The 1950s saw the expansion of new institutes created to give national security advice, with German intellectuals like Speier playing leading roles. This led to a new kind of career path, said Bessner, from former Secretary of State Henry Kissinger to contemporary foreign policy influencers like Paul Wolfowitz, Condoleeza Rice and Anne-Marie Slaughter.

What does it mean today?
One key challenge, Bessner noted, is how policies have been made since 1945: the outsourcing to institutes outside of government where often information influencing foreign policy remains classified.

“The U.S. [public] has lost faith in the foreign policy establishment, because the elite [experts] are rarely held accountable,” Bessner said. “We need to create a moral norm … the public should know information being presented to government.”

He concluded: “Democracy needs expertise [public intellectuals], but we also need to hold these experts accountable,” he said. “So I am for expertise, but I am for a ‘humble and modest’ expertise,” he concluded.

Professor Emeritus Kenneth B. Pyle gives the closing remarks to the event inaugurating a professorship in his and his wife’s name on Jan. 25, 2017.
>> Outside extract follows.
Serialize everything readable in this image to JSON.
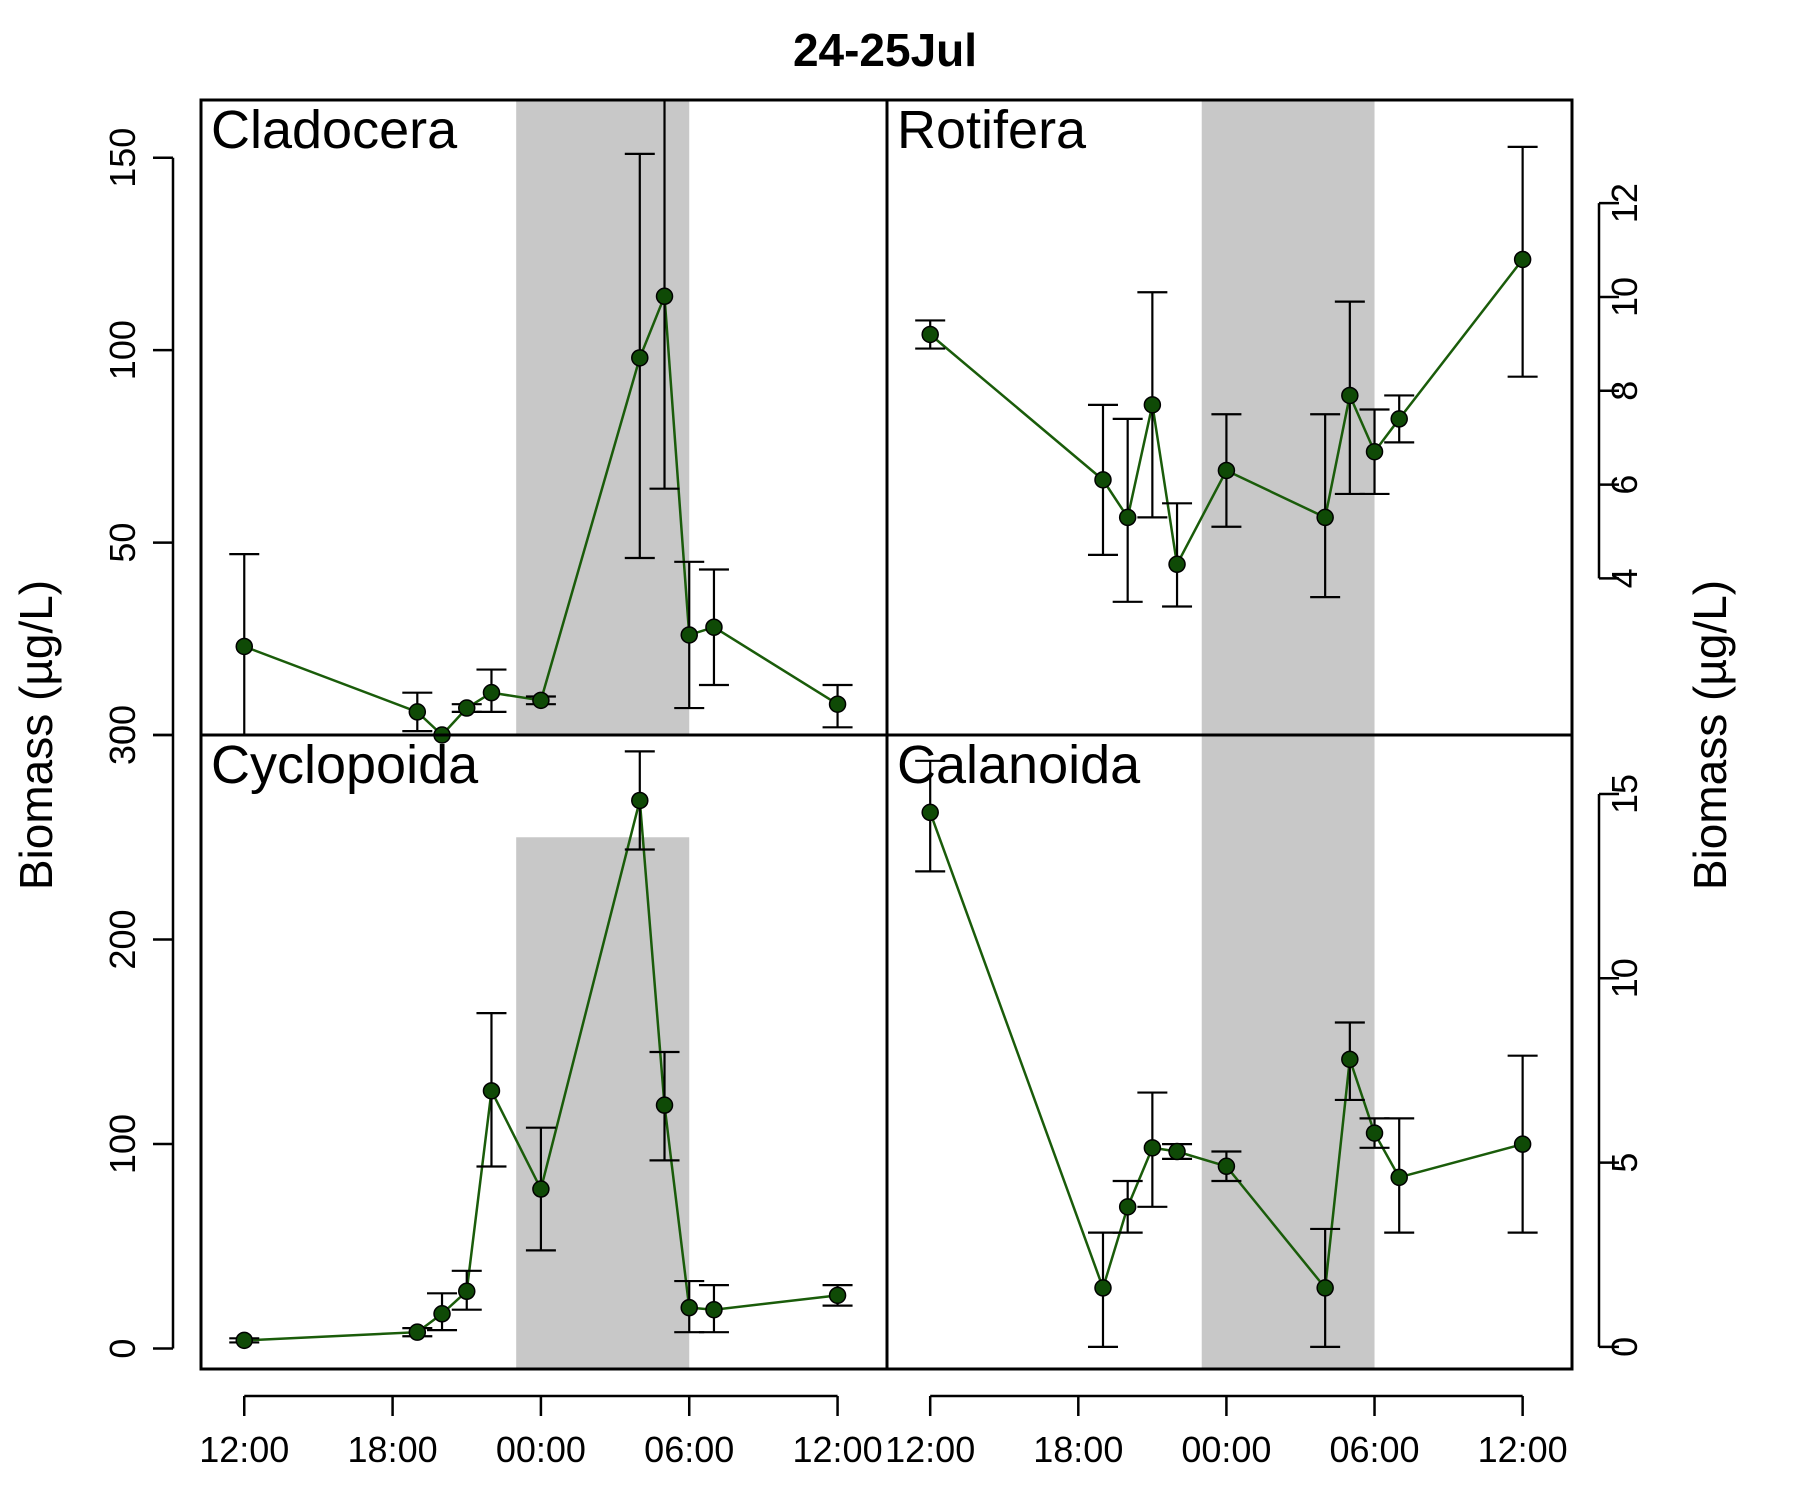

Ken Pyle, Professor Emeritus, gave closing remarks, noting that he was “particularly happy to have his name, and that of his wife, on this professorship because it was U.S. foreign policy that led him to teaching.”

“We look forward to Daniel Bessner’s promising career,” he said.

In 2005 the Henry M. Foundation first created the Henry M. Jackson Professorship in American Foreign Policy at the Jackson School, naming Professor Kenneth B. Pyle as its first recipient.